É a claudicação do saber, da crença no sintoma que abre um espaço para que um endereçamento possa ser feito a um Outro lugar, na esperança de que o estranho possa ser decifrado. Sim, decifrado, por que o sintoma, sendo a primeira mensagem cifrada, plena de sentido, traz em si o ciframento do gozo, que se apresenta como um ponto sem sentido, como um estranho, como um "x" no caminho do sujeito. Miller nos lembra a propósito do sintoma e a crença que sustenta este sintoma: “Lacan reenvia o sintoma analítico a um fato de crença. Como ele diz, acredita-se. Acredita-se que isso pode falar e que isso pode ser decifrado. Acredita-se no sentido.

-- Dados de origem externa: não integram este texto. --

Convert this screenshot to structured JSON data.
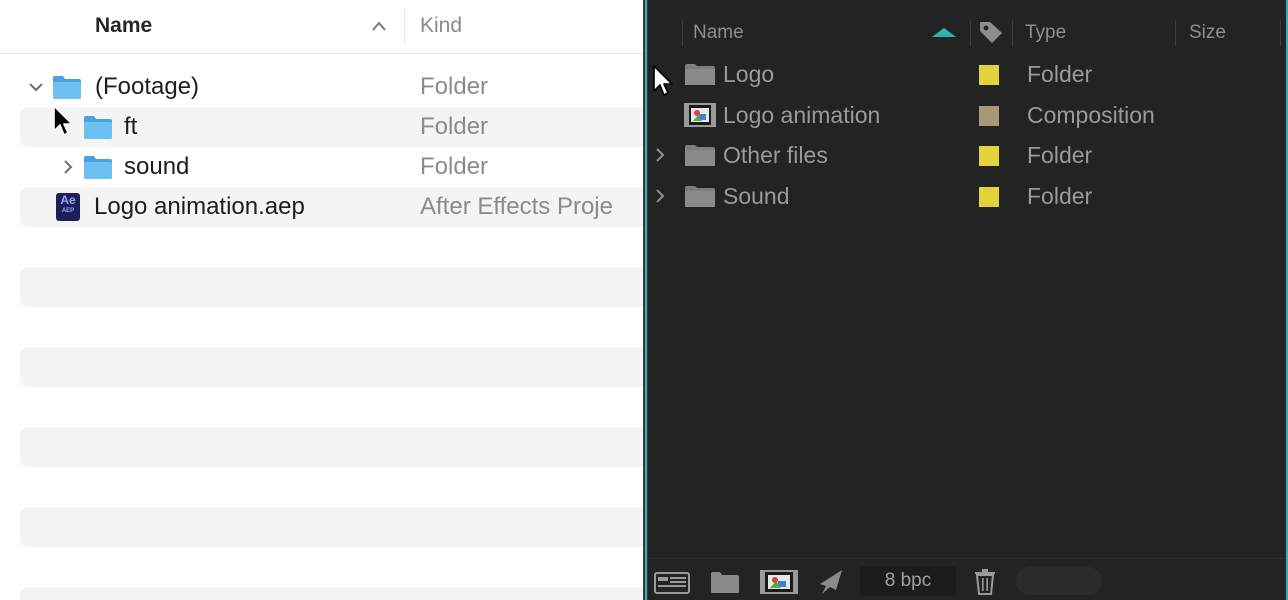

Esse "acredita-se" acentua a relatividade transferencial do sintoma. "O sintoma, acredita-se nele", que tanto surpreendeu na sua formulação, é a conseqüência do sujeito suposto saber.” Este é o momento de claudicação, portanto, é quando se instala, no ponto de inconsistência do Outro, um Sujeito a quem se supõe um saber sobre o que seria a sua verdade. Aqui também acrescentaremos uma passagem importante: “Quando se diz "suposto", ninguém supõe. Lacan tinha insistido nisso. O sujeito é suposto, mas ninguém supõe, ele é suposto ao significante.” Para que isto possa acontecer, uma escolha, forçada sem dúvida,  deverá ser feita para que um significante qualquer venha se alojar aí, onde o saber falhou. Este significante será, ele mesmo, integrante do sintoma que se constituirá neste momento. É a transferência que, agora, pode sustentar estrategicamente a direção do tratamento, enquanto signo de um amor que possibilitará um giro de quarto de volta no discurso. Amor que se sustenta, exatamente na crença transferencial que vem na trilha da instalação do que se chama sintoma analítico. “O amor visa o sujeito”. Esta é a fórmula lacaniana que se contrapõe à fórmula do amor narcísico que visa apenas a imagem. 

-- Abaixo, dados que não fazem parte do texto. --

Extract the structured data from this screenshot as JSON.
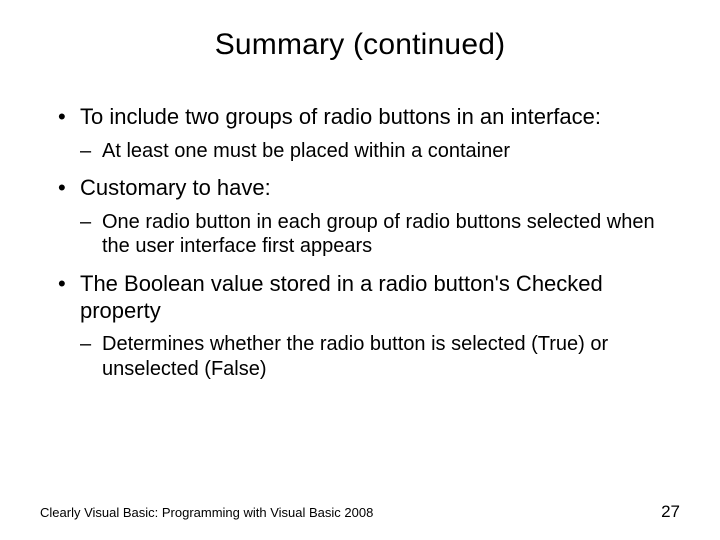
{
  "title": "Summary (continued)",
  "bullets": {
    "b1": "To include two groups of radio buttons in an interface:",
    "b1a": "At least one must be placed within a container",
    "b2": "Customary to have:",
    "b2a": "One radio button in each group of radio buttons selected when the user interface first appears",
    "b3": "The Boolean value stored in a radio button's Checked property",
    "b3a": "Determines whether the radio button is selected (True) or unselected (False)"
  },
  "footer": {
    "source": "Clearly Visual Basic: Programming with Visual Basic 2008",
    "page": "27"
  }
}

No entanto, para que as coisas possam continuar caminhando em função da política do tratamento, é fundamental que este lugar ao qual se dirige o analisante em função do amor de transferência seja "cadaverizado", para usar uma expressão que Lacan utiliza em "A coisa freudiana", e que seja anulada a própria resistência do analista, o que equivale dizer que ele não vai simplesmente insistir na significação que o paciente tenta fazer valer nas suas proposições. Este ponto abre a possibilidade de inserir uma passagem que, acredito, é o eixo da tese defendida por Miller: “É preciso primeiramente perceber que é justamente porque se define o real como excluído do sentido que se pode colocar sentido sobre o real. Eu não digo ”no real", eu digo "sobre". O "nó" supõe um campo, e não existe o “dentro” da rodela de barbante.” E ele continua na construção de um importante algoritmo que indica a disjunção entre o Simbólico e o Real que se esclarece a partir da introdução da teoria dos nós que nos indica que os dois “podem permanecer disjuntos entanto separados”: “Pode-se, sobre o real, colocar o saber, mas na perspectiva do real como excluído do sentido, aí colocar saber não é jamais senão uma metáfora. Escrevemos o sentido sobre o real:
Sentido
Real”
Se tomarmos o Grafo do Desejo e colocarmos a claudicação do sintoma em s(A) teremos, no vetor que daí parte, um endereçamento ao (A), enquanto lugar. Se o analista se deixa levar pelo sentido que lhe é proposto, exaltando o Sq, o traço que lhe foi atribuído, ele estará favorecendo uma identificação e esvaziando sua palavra num discurso do convencimento que só vai se prestar a abrir caminho para a circulação no andar inferior do Grafo: s(A) ----- (A) ----- i(a) --- (m). No entanto, para que uma análise possa acontecer é fundamental que, no amor de transferência que se instala, pelo menos um dos dois saiba que não tem o que lhe está sendo atribuído. Isto é o que se espera de um analista: que coloque em operação o desejo do analista que foi constituído em análise.